Terminata la lettura del romanzo storico di Merezkovskij su Giuliano l’Apostata, che ho trovato persino più avvincente  del capolavoro di Gore Vidal;  e la ricomincerei, se non mi restassero da leggere altre mille cose per le quali potrei non aver tempo. Il tentativo di restituzione  di un paganesimo filosofico e religioso illuminato e tollerante operato dal nipote di quel Costantino le cui, e di sua madre Elena,  infinte crudeltà non impedirono che fosse annoverato, come  la madre stessa, fra i santi, era destinato a fallire; ma non  certo avrebbe, il colpo di giavellotto che giovanissimo come Alessandro lo trapassò, cancellato l’orma indelebile da lui impressa nella storia. Leggere i libri dell’Imperatore filosofo, di una attualità sconcertante, può fare immenso bene all’uomo di un secolo che intolleranza fanatismo  e oscurantismo minacciano di ridurre ad uno dei più bui della storia.

Fossi vissuto nei primi anni del cristianesimo paolino, e avessi partecipato ai primi accesi dibattiti teologici, fossi stato pusillanime mi sarei allineato all’arianesimo del sanguinario  Costanzo secondo, che non fece in  tempo ad eliminare il suo consanguineo Giuliano, contentandomi di negare la consostanzialità del Cristo col  Dio delle Trascendenze. Ma da non pusillanime mi sarei  spinto più in là e avrei già detto di Lui quel che adesso dico: Lui essere, con Lao Tse, Zarathustra, Buddha e pochi altri, uno dei più grandi, forse il maggiore,  degli Oltre-uomini (super-Uomini?),  in questo senso perciò “divino”; Lui, il Gran Ribelle, umiliato dai suoi seguaci ad allevatore di greggi.

*

Nel corso della mia breve passeggiata mattutina, per la seconda volta sono entrato nella chiesa parrocchiale del mio quartiere dedicata ad Alberto Magno, il grande filosofo e teologo di Colonia di cui per tre anni fu discepolo Tommaso d’Aquino, quel “bue muto” (così schernito, visti la sua stazza e il suo carattere, dai condiscepoli), il cui muggito, nelle previsioni di Alberto, avrebbe riecheggiato in tutto l’orbe terracqueo. Trovo la chiesa  orrenda, una di quelle chiese nuove di pessimo gusto, tra il garage e grande magazzino, che dovrebbero abbellire le periferie romane. Non male invece tre grandi  affreschi classicheggianti  e il piccolo organo a canne, le cui sonorità si usa oggi collegare, per accrescerne ricchezza e potenza, a quelle di un organo elettronico, con esito per la verità non disprezzabile. E orrende le via crucis in acquerello, ognuna replicata, non so perché, da   una sottostante sculturina , non ho ben capito se lignea o in terracotta dipinta, in grezzo stile etnico.

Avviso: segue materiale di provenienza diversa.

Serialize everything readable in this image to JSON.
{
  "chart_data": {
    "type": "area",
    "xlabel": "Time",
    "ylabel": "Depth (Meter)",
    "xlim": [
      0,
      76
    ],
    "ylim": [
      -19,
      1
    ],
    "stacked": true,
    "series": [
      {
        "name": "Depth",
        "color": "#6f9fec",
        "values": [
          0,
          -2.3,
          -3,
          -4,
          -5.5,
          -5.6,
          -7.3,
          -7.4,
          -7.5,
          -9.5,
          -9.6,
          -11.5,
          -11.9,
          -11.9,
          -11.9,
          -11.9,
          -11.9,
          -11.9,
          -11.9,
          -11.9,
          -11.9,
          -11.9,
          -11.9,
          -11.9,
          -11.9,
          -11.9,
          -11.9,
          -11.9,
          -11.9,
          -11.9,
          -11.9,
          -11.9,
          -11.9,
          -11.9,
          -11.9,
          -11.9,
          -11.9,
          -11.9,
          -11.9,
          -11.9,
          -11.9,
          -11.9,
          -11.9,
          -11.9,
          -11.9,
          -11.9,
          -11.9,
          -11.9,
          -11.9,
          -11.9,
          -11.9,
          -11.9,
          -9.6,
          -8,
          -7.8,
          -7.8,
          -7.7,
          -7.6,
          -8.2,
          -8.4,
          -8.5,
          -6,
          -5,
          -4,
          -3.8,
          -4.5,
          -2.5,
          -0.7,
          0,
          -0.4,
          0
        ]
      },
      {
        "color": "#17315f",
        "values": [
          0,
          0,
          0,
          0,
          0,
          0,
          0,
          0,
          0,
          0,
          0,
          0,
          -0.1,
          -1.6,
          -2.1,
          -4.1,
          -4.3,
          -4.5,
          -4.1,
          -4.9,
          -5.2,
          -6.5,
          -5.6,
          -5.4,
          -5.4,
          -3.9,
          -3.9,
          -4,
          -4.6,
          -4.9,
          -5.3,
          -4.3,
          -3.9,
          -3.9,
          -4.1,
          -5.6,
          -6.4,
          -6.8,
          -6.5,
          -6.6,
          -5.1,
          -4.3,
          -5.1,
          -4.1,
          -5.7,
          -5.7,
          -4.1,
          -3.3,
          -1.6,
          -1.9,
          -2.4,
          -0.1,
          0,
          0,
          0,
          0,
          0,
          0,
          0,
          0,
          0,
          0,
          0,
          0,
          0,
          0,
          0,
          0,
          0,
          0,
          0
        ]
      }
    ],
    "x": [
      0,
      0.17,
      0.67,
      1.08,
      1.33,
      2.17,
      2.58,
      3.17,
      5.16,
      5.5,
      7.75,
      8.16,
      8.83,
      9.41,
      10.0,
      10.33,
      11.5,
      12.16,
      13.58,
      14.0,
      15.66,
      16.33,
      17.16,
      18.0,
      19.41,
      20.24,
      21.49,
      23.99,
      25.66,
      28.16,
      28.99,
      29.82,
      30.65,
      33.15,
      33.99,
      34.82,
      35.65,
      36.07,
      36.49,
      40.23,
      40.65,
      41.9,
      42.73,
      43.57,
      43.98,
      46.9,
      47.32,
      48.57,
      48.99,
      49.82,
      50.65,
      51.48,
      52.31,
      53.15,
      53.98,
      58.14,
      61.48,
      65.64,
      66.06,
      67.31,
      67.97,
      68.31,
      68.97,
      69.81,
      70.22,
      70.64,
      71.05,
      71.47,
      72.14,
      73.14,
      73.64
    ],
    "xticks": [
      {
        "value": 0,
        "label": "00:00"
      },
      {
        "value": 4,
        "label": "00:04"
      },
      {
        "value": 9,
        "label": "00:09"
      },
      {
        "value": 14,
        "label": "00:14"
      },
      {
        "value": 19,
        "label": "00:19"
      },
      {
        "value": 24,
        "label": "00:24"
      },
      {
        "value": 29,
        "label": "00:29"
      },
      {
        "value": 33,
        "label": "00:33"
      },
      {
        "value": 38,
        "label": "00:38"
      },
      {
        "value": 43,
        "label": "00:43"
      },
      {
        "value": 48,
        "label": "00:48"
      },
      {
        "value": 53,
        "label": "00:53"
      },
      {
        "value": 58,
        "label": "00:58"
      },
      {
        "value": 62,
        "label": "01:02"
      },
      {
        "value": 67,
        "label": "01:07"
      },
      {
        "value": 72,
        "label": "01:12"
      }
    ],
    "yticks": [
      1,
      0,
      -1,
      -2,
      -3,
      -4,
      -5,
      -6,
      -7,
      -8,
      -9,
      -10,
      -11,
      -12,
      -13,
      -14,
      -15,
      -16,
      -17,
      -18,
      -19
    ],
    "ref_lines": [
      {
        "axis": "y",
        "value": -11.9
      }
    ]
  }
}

Delle sette donne presenti componenti il pubblico cinque, assai anziane, occupavano il secondo banco  e due, di mezza età, il primo, accanto a un giovane prete, difficile dire se  italiano meridionale o  mediorientale, assai sciatto nei modi e nel vestire. Stavano recitando il Mattutino, la prima delle Ore canoniche. In ciò nulla di strano. Ciò che in un primo momento invece mi è apparso esilarante, divertente  e irriverente insieme è che degli otto oranti il prete e le due donne di mezza età smanettavano  col cellulare mentre ginocchioni recitavano i salmi. Pensavo: ma dove siamo arrivati? Nemmeno durante una funzione sacra si può fare a meno dell’aggeggio diabolico? Non avevo capito che il cellulare sostituiva il breviario, tutto il breviario essendo stato in esso scaricato. Potenza della figlia maggiorata della Scienza, la Tecnologia! Sacrilegio e miracolo della risoluzione del sacro nel profano e viceversa! Ché se il medium è il messaggio, come vuole il buon  Mc Luhan luminare, dopo la conversione al cattolicesimo,  della prestigiosa gesuitica  University of St Louis, nasce un grave problema epistemologico e insieme teologico: la liturgia del Libro divino può così semplicemente converti in quella laicissima della tecnologia digitale? Può apparire un falso problema di lana caprina, ma non lo è. Almeno per il trascendentista cattolico legato al concetto metafisico del Logos come arché.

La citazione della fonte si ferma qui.